In determining the appropriate retention period, we consider the nature and sensitivity of the data, the purposes of processing, applicable legal requirements (including financial record-keeping obligations which may require retention for up to seven years or longer), and the potential risk of harm from unauthorised use or disclosure.

When your data is no longer required, we will securely delete or anonymise it in accordance with our data retention schedule.

Section 07

Your Rights

Depending on your jurisdiction, you may have the following rights in relation to your personal information:

  • Access: Request a copy of the personal information we hold about you.
  • Rectification: Request correction of inaccurate or incomplete data.
  • Erasure: Request deletion of your data where there is no compelling reason for its continued processing.
  • Restriction: Request that we limit our processing of your data in certain circumstances.
  • Data portability: Receive your data in a structured, machine-readable format.
  • Objection: Object to processing based on legitimate interests or for direct marketing purposes.
  • Automated decision-making: Request human review of automated decisions that significantly affect you.
  • Withdraw consent: Withdraw consent at any time where processing is consent-based.

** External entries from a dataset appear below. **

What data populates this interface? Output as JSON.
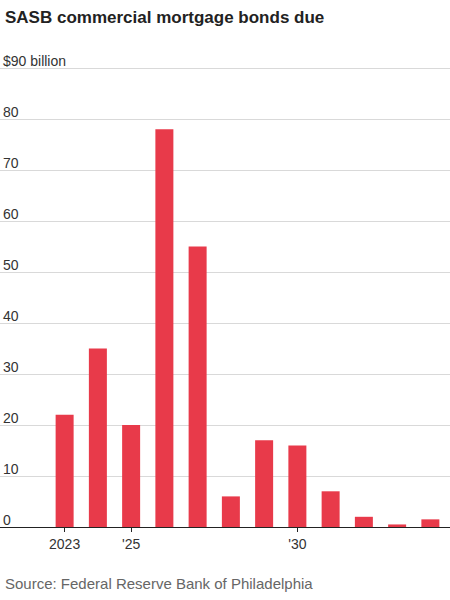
{
  "chart_data": {
    "type": "bar",
    "title": "SASB commercial mortgage bonds due",
    "source": "Source: Federal Reserve Bank of Philadelphia",
    "categories": [
      "2023",
      null,
      "'25",
      null,
      null,
      null,
      null,
      "'30",
      null,
      null,
      null,
      null
    ],
    "values": [
      22,
      35,
      20,
      78,
      55,
      6,
      17,
      16,
      7,
      2,
      0.5,
      1.5
    ],
    "color": "#e83a4a",
    "ylim": [
      0,
      90
    ],
    "yticks": [
      0,
      10,
      20,
      30,
      40,
      50,
      60,
      70,
      80,
      {
        "value": 90,
        "label": "$90 billion"
      }
    ],
    "grid": true
  }
}
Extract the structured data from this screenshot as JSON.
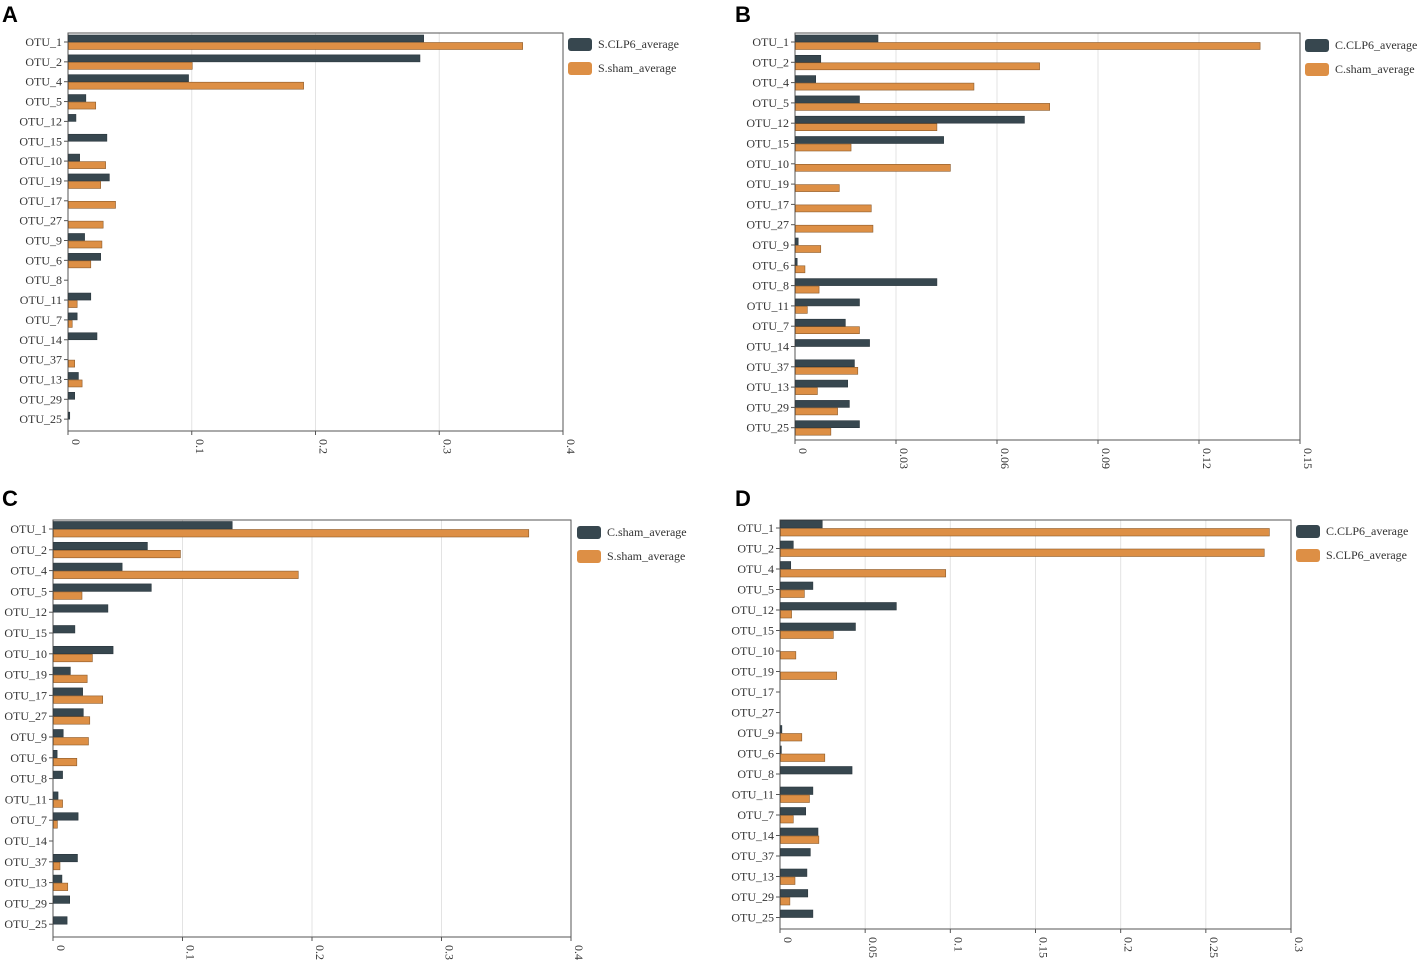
{
  "colors": {
    "dark": "#37474f",
    "orange": "#dd8f45",
    "barStroke": "#8a5a2b"
  },
  "chart_data": [
    {
      "panel": "A",
      "type": "bar",
      "orientation": "horizontal",
      "categories": [
        "OTU_1",
        "OTU_2",
        "OTU_4",
        "OTU_5",
        "OTU_12",
        "OTU_15",
        "OTU_10",
        "OTU_19",
        "OTU_17",
        "OTU_27",
        "OTU_9",
        "OTU_6",
        "OTU_8",
        "OTU_11",
        "OTU_7",
        "OTU_14",
        "OTU_37",
        "OTU_13",
        "OTU_29",
        "OTU_25"
      ],
      "series": [
        {
          "name": "S.CLP6_average",
          "color": "dark",
          "values": [
            0.287,
            0.284,
            0.097,
            0.014,
            0.006,
            0.031,
            0.009,
            0.033,
            0.0,
            0.0,
            0.013,
            0.026,
            0.0,
            0.018,
            0.007,
            0.023,
            0.0,
            0.008,
            0.005,
            0.001
          ]
        },
        {
          "name": "S.sham_average",
          "color": "orange",
          "values": [
            0.367,
            0.1,
            0.19,
            0.022,
            0.0,
            0.0,
            0.03,
            0.026,
            0.038,
            0.028,
            0.027,
            0.018,
            0.0,
            0.007,
            0.003,
            0.0,
            0.005,
            0.011,
            0.0,
            0.0
          ]
        }
      ],
      "xlim": [
        0,
        0.4
      ],
      "ticks": [
        "0",
        "0.1",
        "0.2",
        "0.3",
        "0.4"
      ]
    },
    {
      "panel": "B",
      "type": "bar",
      "orientation": "horizontal",
      "categories": [
        "OTU_1",
        "OTU_2",
        "OTU_4",
        "OTU_5",
        "OTU_12",
        "OTU_15",
        "OTU_10",
        "OTU_19",
        "OTU_17",
        "OTU_27",
        "OTU_9",
        "OTU_6",
        "OTU_8",
        "OTU_11",
        "OTU_7",
        "OTU_14",
        "OTU_37",
        "OTU_13",
        "OTU_29",
        "OTU_25"
      ],
      "series": [
        {
          "name": "C.CLP6_average",
          "color": "dark",
          "values": [
            0.0245,
            0.0075,
            0.006,
            0.019,
            0.068,
            0.044,
            0.0,
            0.0,
            0.0,
            0.0,
            0.0008,
            0.0005,
            0.042,
            0.019,
            0.0148,
            0.022,
            0.0175,
            0.0155,
            0.016,
            0.019
          ]
        },
        {
          "name": "C.sham_average",
          "color": "orange",
          "values": [
            0.138,
            0.0725,
            0.053,
            0.0755,
            0.042,
            0.0165,
            0.046,
            0.013,
            0.0225,
            0.023,
            0.0075,
            0.0028,
            0.007,
            0.0035,
            0.019,
            0.0,
            0.0185,
            0.0065,
            0.0125,
            0.0105
          ]
        }
      ],
      "xlim": [
        0,
        0.15
      ],
      "ticks": [
        "0",
        "0.03",
        "0.06",
        "0.09",
        "0.12",
        "0.15"
      ]
    },
    {
      "panel": "C",
      "type": "bar",
      "orientation": "horizontal",
      "categories": [
        "OTU_1",
        "OTU_2",
        "OTU_4",
        "OTU_5",
        "OTU_12",
        "OTU_15",
        "OTU_10",
        "OTU_19",
        "OTU_17",
        "OTU_27",
        "OTU_9",
        "OTU_6",
        "OTU_8",
        "OTU_11",
        "OTU_7",
        "OTU_14",
        "OTU_37",
        "OTU_13",
        "OTU_29",
        "OTU_25"
      ],
      "series": [
        {
          "name": "C.sham_average",
          "color": "dark",
          "values": [
            0.138,
            0.0725,
            0.053,
            0.0755,
            0.042,
            0.0165,
            0.046,
            0.013,
            0.0225,
            0.023,
            0.0075,
            0.0028,
            0.007,
            0.0035,
            0.019,
            0.0,
            0.0185,
            0.0065,
            0.0125,
            0.0105
          ]
        },
        {
          "name": "S.sham_average",
          "color": "orange",
          "values": [
            0.367,
            0.098,
            0.189,
            0.022,
            0.0,
            0.0,
            0.03,
            0.026,
            0.038,
            0.028,
            0.027,
            0.018,
            0.0,
            0.007,
            0.003,
            0.0,
            0.005,
            0.011,
            0.0,
            0.0
          ]
        }
      ],
      "xlim": [
        0,
        0.4
      ],
      "ticks": [
        "0",
        "0.1",
        "0.2",
        "0.3",
        "0.4"
      ]
    },
    {
      "panel": "D",
      "type": "bar",
      "orientation": "horizontal",
      "categories": [
        "OTU_1",
        "OTU_2",
        "OTU_4",
        "OTU_5",
        "OTU_12",
        "OTU_15",
        "OTU_10",
        "OTU_19",
        "OTU_17",
        "OTU_27",
        "OTU_9",
        "OTU_6",
        "OTU_8",
        "OTU_11",
        "OTU_7",
        "OTU_14",
        "OTU_37",
        "OTU_13",
        "OTU_29",
        "OTU_25"
      ],
      "series": [
        {
          "name": "C.CLP6_average",
          "color": "dark",
          "values": [
            0.0245,
            0.0075,
            0.006,
            0.019,
            0.068,
            0.044,
            0.0,
            0.0,
            0.0,
            0.0,
            0.0008,
            0.0005,
            0.042,
            0.019,
            0.0148,
            0.022,
            0.0175,
            0.0155,
            0.016,
            0.019
          ]
        },
        {
          "name": "S.CLP6_average",
          "color": "orange",
          "values": [
            0.287,
            0.284,
            0.097,
            0.014,
            0.0065,
            0.031,
            0.009,
            0.033,
            0.0,
            0.0,
            0.0125,
            0.026,
            0.0,
            0.017,
            0.0075,
            0.0225,
            0.0,
            0.0085,
            0.0055,
            0.0
          ]
        }
      ],
      "xlim": [
        0,
        0.3
      ],
      "ticks": [
        "0",
        "0.05",
        "0.1",
        "0.15",
        "0.2",
        "0.25",
        "0.3"
      ]
    }
  ]
}
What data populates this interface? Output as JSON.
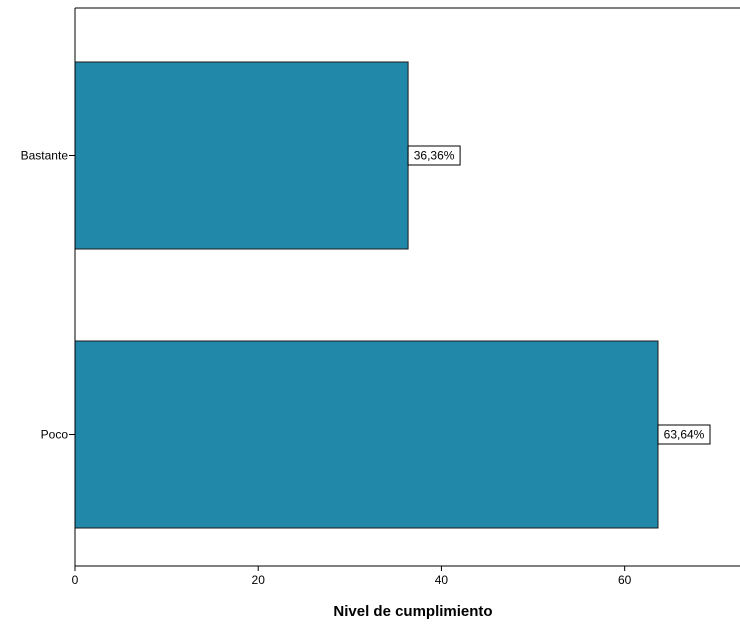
{
  "chart_data": {
    "type": "bar",
    "orientation": "horizontal",
    "title": "",
    "xlabel": "Nivel de cumplimiento",
    "ylabel": "",
    "categories": [
      "Bastante",
      "Poco"
    ],
    "values": [
      36.36,
      63.64
    ],
    "data_labels": [
      "36,36%",
      "63,64%"
    ],
    "x_ticks": [
      0,
      20,
      40,
      60
    ],
    "xlim": [
      0,
      72
    ],
    "grid": false,
    "legend": "none",
    "bar_color": "#2288aa",
    "bar_stroke": "#1a1a1a"
  }
}
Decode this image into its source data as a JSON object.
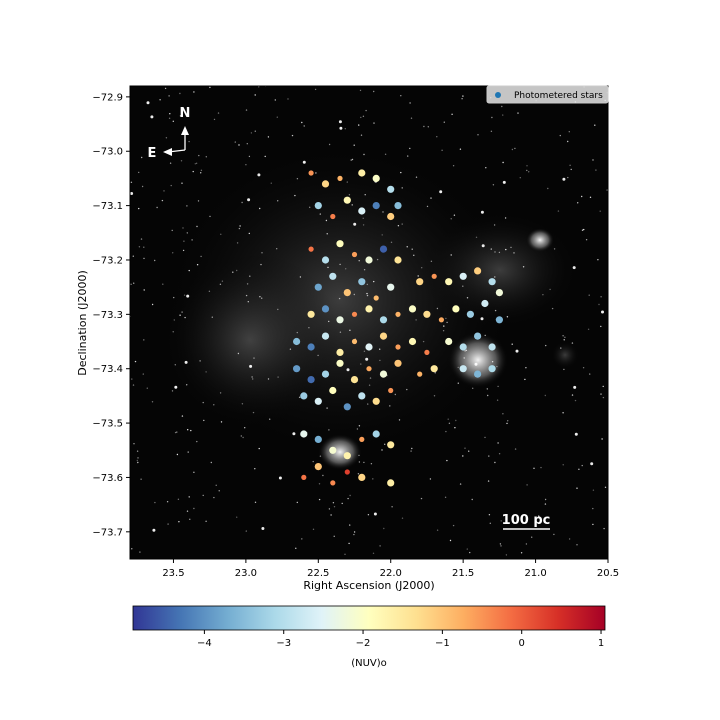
{
  "chart_data": {
    "type": "scatter",
    "title": "",
    "xlabel": "Right Ascension (J2000)",
    "ylabel": "Declination (J2000)",
    "xlim": [
      23.8,
      20.5
    ],
    "ylim": [
      -73.75,
      -72.88
    ],
    "x_ticks": [
      23.5,
      23.0,
      22.5,
      22.0,
      21.5,
      21.0,
      20.5
    ],
    "x_tick_labels": [
      "23.5",
      "23.0",
      "22.5",
      "22.0",
      "21.5",
      "21.0",
      "20.5"
    ],
    "y_ticks": [
      -72.9,
      -73.0,
      -73.1,
      -73.2,
      -73.3,
      -73.4,
      -73.5,
      -73.6,
      -73.7
    ],
    "y_tick_labels": [
      "−72.9",
      "−73.0",
      "−73.1",
      "−73.2",
      "−73.3",
      "−73.4",
      "−73.5",
      "−73.6",
      "−73.7"
    ],
    "legend": {
      "position": "top-right",
      "entries": [
        {
          "label": "Photometered stars",
          "color": "#1f77b4"
        }
      ]
    },
    "colorbar": {
      "label": "(NUV)o",
      "range": [
        -4.9,
        1.05
      ],
      "ticks": [
        -4,
        -3,
        -2,
        -1,
        0,
        1
      ],
      "tick_labels": [
        "−4",
        "−3",
        "−2",
        "−1",
        "0",
        "1"
      ],
      "colormap": "RdYlBu_r"
    },
    "annotations": {
      "north": "N",
      "east": "E",
      "scale_bar": "100 pc"
    },
    "points_note": "approximate sample of photometered stars: [RA, Dec, (NUV)o]",
    "points": [
      [
        22.55,
        -73.04,
        -0.5
      ],
      [
        22.45,
        -73.06,
        -1.2
      ],
      [
        22.35,
        -73.05,
        -0.8
      ],
      [
        22.2,
        -73.04,
        -1.6
      ],
      [
        22.1,
        -73.05,
        -2.0
      ],
      [
        22.0,
        -73.07,
        -3.0
      ],
      [
        22.5,
        -73.1,
        -3.2
      ],
      [
        22.4,
        -73.12,
        -0.3
      ],
      [
        22.3,
        -73.09,
        -1.8
      ],
      [
        22.2,
        -73.11,
        -2.6
      ],
      [
        22.1,
        -73.1,
        -4.2
      ],
      [
        22.0,
        -73.12,
        -1.1
      ],
      [
        21.95,
        -73.1,
        -3.5
      ],
      [
        22.55,
        -73.18,
        -0.2
      ],
      [
        22.45,
        -73.2,
        -3.0
      ],
      [
        22.35,
        -73.17,
        -1.9
      ],
      [
        22.25,
        -73.19,
        -0.6
      ],
      [
        22.15,
        -73.2,
        -2.2
      ],
      [
        22.05,
        -73.18,
        -4.5
      ],
      [
        21.95,
        -73.2,
        -1.4
      ],
      [
        22.5,
        -73.25,
        -3.8
      ],
      [
        22.4,
        -73.23,
        -2.9
      ],
      [
        22.3,
        -73.26,
        -1.0
      ],
      [
        22.2,
        -73.24,
        -3.4
      ],
      [
        22.1,
        -73.27,
        -0.9
      ],
      [
        22.0,
        -73.25,
        -2.4
      ],
      [
        21.8,
        -73.24,
        -1.2
      ],
      [
        21.7,
        -73.23,
        -0.5
      ],
      [
        21.6,
        -73.24,
        -1.8
      ],
      [
        21.5,
        -73.23,
        -2.6
      ],
      [
        21.4,
        -73.22,
        -1.1
      ],
      [
        21.3,
        -73.24,
        -3.0
      ],
      [
        21.25,
        -73.26,
        -2.2
      ],
      [
        22.55,
        -73.3,
        -1.5
      ],
      [
        22.45,
        -73.29,
        -4.0
      ],
      [
        22.35,
        -73.31,
        -2.3
      ],
      [
        22.25,
        -73.3,
        -0.4
      ],
      [
        22.15,
        -73.29,
        -1.7
      ],
      [
        22.05,
        -73.31,
        -3.1
      ],
      [
        21.95,
        -73.3,
        -0.8
      ],
      [
        21.85,
        -73.29,
        -2.0
      ],
      [
        21.75,
        -73.3,
        -1.3
      ],
      [
        21.65,
        -73.31,
        -0.7
      ],
      [
        21.55,
        -73.29,
        -1.9
      ],
      [
        21.45,
        -73.3,
        -3.3
      ],
      [
        21.35,
        -73.28,
        -2.7
      ],
      [
        21.25,
        -73.31,
        -3.6
      ],
      [
        22.65,
        -73.35,
        -3.5
      ],
      [
        22.55,
        -73.36,
        -4.2
      ],
      [
        22.45,
        -73.34,
        -2.8
      ],
      [
        22.35,
        -73.37,
        -1.6
      ],
      [
        22.25,
        -73.35,
        -0.9
      ],
      [
        22.15,
        -73.36,
        -2.5
      ],
      [
        22.05,
        -73.34,
        -1.2
      ],
      [
        21.95,
        -73.36,
        -0.6
      ],
      [
        21.85,
        -73.35,
        -1.8
      ],
      [
        21.75,
        -73.37,
        -0.3
      ],
      [
        21.6,
        -73.35,
        -2.1
      ],
      [
        21.5,
        -73.36,
        -3.0
      ],
      [
        21.4,
        -73.34,
        -3.4
      ],
      [
        21.3,
        -73.36,
        -2.9
      ],
      [
        22.65,
        -73.4,
        -3.9
      ],
      [
        22.55,
        -73.42,
        -4.4
      ],
      [
        22.45,
        -73.41,
        -3.2
      ],
      [
        22.35,
        -73.39,
        -2.0
      ],
      [
        22.25,
        -73.42,
        -1.4
      ],
      [
        22.15,
        -73.4,
        -0.7
      ],
      [
        22.05,
        -73.41,
        -2.2
      ],
      [
        21.95,
        -73.39,
        -1.0
      ],
      [
        21.8,
        -73.41,
        -0.8
      ],
      [
        21.7,
        -73.4,
        -1.5
      ],
      [
        21.5,
        -73.4,
        -2.8
      ],
      [
        21.4,
        -73.41,
        -3.6
      ],
      [
        21.3,
        -73.4,
        -3.1
      ],
      [
        22.6,
        -73.45,
        -3.3
      ],
      [
        22.5,
        -73.46,
        -2.6
      ],
      [
        22.4,
        -73.44,
        -1.9
      ],
      [
        22.3,
        -73.47,
        -4.0
      ],
      [
        22.2,
        -73.45,
        -2.9
      ],
      [
        22.1,
        -73.46,
        -1.3
      ],
      [
        22.0,
        -73.44,
        -0.5
      ],
      [
        22.6,
        -73.52,
        -2.4
      ],
      [
        22.5,
        -73.53,
        -3.7
      ],
      [
        22.4,
        -73.55,
        -2.1
      ],
      [
        22.3,
        -73.56,
        -1.7
      ],
      [
        22.2,
        -73.53,
        -0.6
      ],
      [
        22.1,
        -73.52,
        -3.2
      ],
      [
        22.0,
        -73.54,
        -1.5
      ],
      [
        22.6,
        -73.6,
        -0.2
      ],
      [
        22.5,
        -73.58,
        -1.0
      ],
      [
        22.4,
        -73.61,
        -0.4
      ],
      [
        22.3,
        -73.59,
        0.3
      ],
      [
        22.2,
        -73.6,
        -1.2
      ],
      [
        22.0,
        -73.61,
        -1.6
      ]
    ]
  }
}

To exercise any of these rights, please contact us by contact form. We will respond within the timeframe required by applicable law. Please note that certain rights are subject to exemptions under financial services regulation.

Section 08

Security

We implement appropriate technical and organisational security measures to protect your personal information against unauthorised access, disclosure, alteration, or destruction. Our security programme includes encryption in transit and at rest, multi-factor authentication, access controls, regular security assessments, and incident response procedures.

While we take reasonable steps to protect your information, no system can be completely secure. You are also responsible for maintaining the security of your account credentials and for reporting any suspected unauthorised access immediately.

Section 09

International Transfers

The BOF Ecosystem operates across multiple jurisdictions. Your personal information may be transferred to and processed in countries other than the country in which you reside. These countries may have different data protection laws than your own.

Where we transfer personal data internationally, we ensure appropriate safeguards are in place, such as standard contractual clauses approved by the relevant regulatory authority, adequacy decisions, or binding corporate rules, as applicable.

Section 10

Children's Privacy

Our Services are not directed at individuals under the age of 18 (or the applicable age of majority in your jurisdiction). We do not knowingly collect personal information from minors. If you believe we have inadvertently collected such information, please contact us immediately and we will take steps to delete it.

Section 11

Changes to This Policy

We may update this Privacy Policy from time to time to reflect changes in our practices, technology, legal requirements, or other factors. When we make material changes, we will notify you by posting the updated policy on our website and, where appropriate, by sending you a direct notification.

The "Last updated" date at the top of this page indicates when the most recent changes were made. Your continued use of our Services after the effective date of any changes constitutes your acceptance of the revised policy.

Section 12

Contact Us

If you have any questions, concerns, or requests relating to this Privacy Policy or our data practices, please contact our Data Protection team:

Subject line: Privacy Policy Enquiry
Postal address: BOM Data Protection Office, The BOF Ecosystem, [Registered Address]

You also have the right to lodge a complaint with your local data protection supervisory authority if you believe your rights have been infringed.